I was asked to keep an eye on my friend's pad while she was traveling in Mexico this week. I was interested in the Judge Alito confirmation hearings, so I switched on her t.v. set. Even managed to watch most of it.

Later that night I surfed around. On one particular comedy channel, I watched a couple of commercials that disturbed me, both were advertisements for the city of Las Vegas, and this is why I write this post. I'll try to paraphrase them:

An adolescent boy opens a hotel door and walks out, sporting a dishevelled head of hair and a proud boastful smirk which says he had a great time last night. He is surprised to see his dad coming home to the room next to his.
"Everything okay, son?"
Nervously incredulous, "Uh . . yeah, dad. Everything's fine."
Wearing a different kind of telling smirk, "Good . . . good." At which point dad enters his room and the caption which brings the commercial to a close is displayed:
"Las Vegas: What happens here . . . Stays here."

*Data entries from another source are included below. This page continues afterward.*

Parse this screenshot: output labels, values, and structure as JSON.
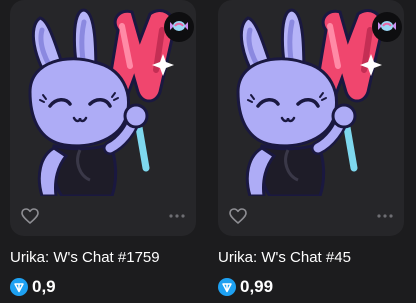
{
  "cards": [
    {
      "title": "Urika: W's Chat #1759",
      "price": "0,9"
    },
    {
      "title": "Urika: W's Chat #45",
      "price": "0,99"
    }
  ],
  "icons": {
    "favorite": "heart-icon",
    "more": "more-dots-icon",
    "currency": "ton-icon",
    "collection": "candy-icon"
  },
  "colors": {
    "background": "#1c1c1e",
    "card": "#262629",
    "ton": "#1ea1f2",
    "bunny": "#a9a7f5",
    "lollipop": "#f0466e"
  }
}
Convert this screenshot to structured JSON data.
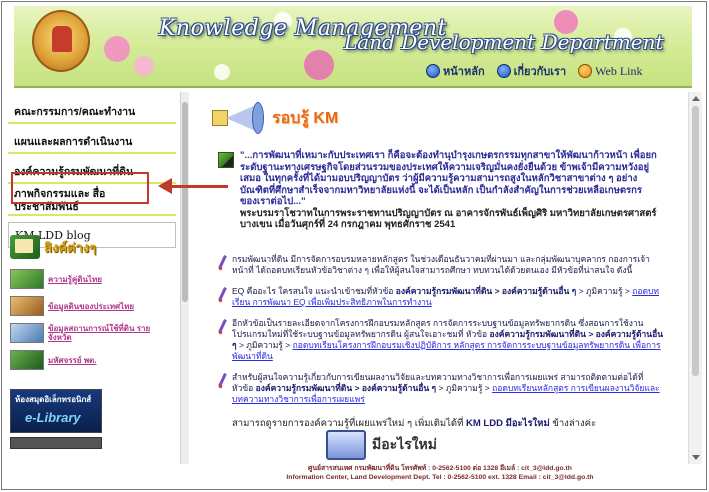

A woman is unpacking her suitcase. She is visibly anxious about something as she does so. Her husband comes in. She is obviously unnerved; she avoids his glance.
Sheepishly, meekly,"So . . .You girls went pretty wild in Las Vegas then, eh?"
Pauses penitently at her suitcase, then turns to him, doing her best to conceal her emotion, "Yeah," A forced smile, "we went pretty wild . . . y'know . . .. shopping and stuff".
She lists some expensive items that she purchased as some kind of decoy, knowing that he'll be distracted by the cost.
" You all had fun shopping, then."
Nervous shrug, "Yeah."

The caption comes on:
"Las Vegas: You can use the great shopping as your excuse".

These blew my mind. Not only are they selling infidelity and debauchery as recreational activites as they always have done unashamedly, but now they are also selling the guile and subterfuge that makes such activity easier to swallow. We've come a long way, baby.

Virginia may be for lovers, but Las Vegas is something else altogether.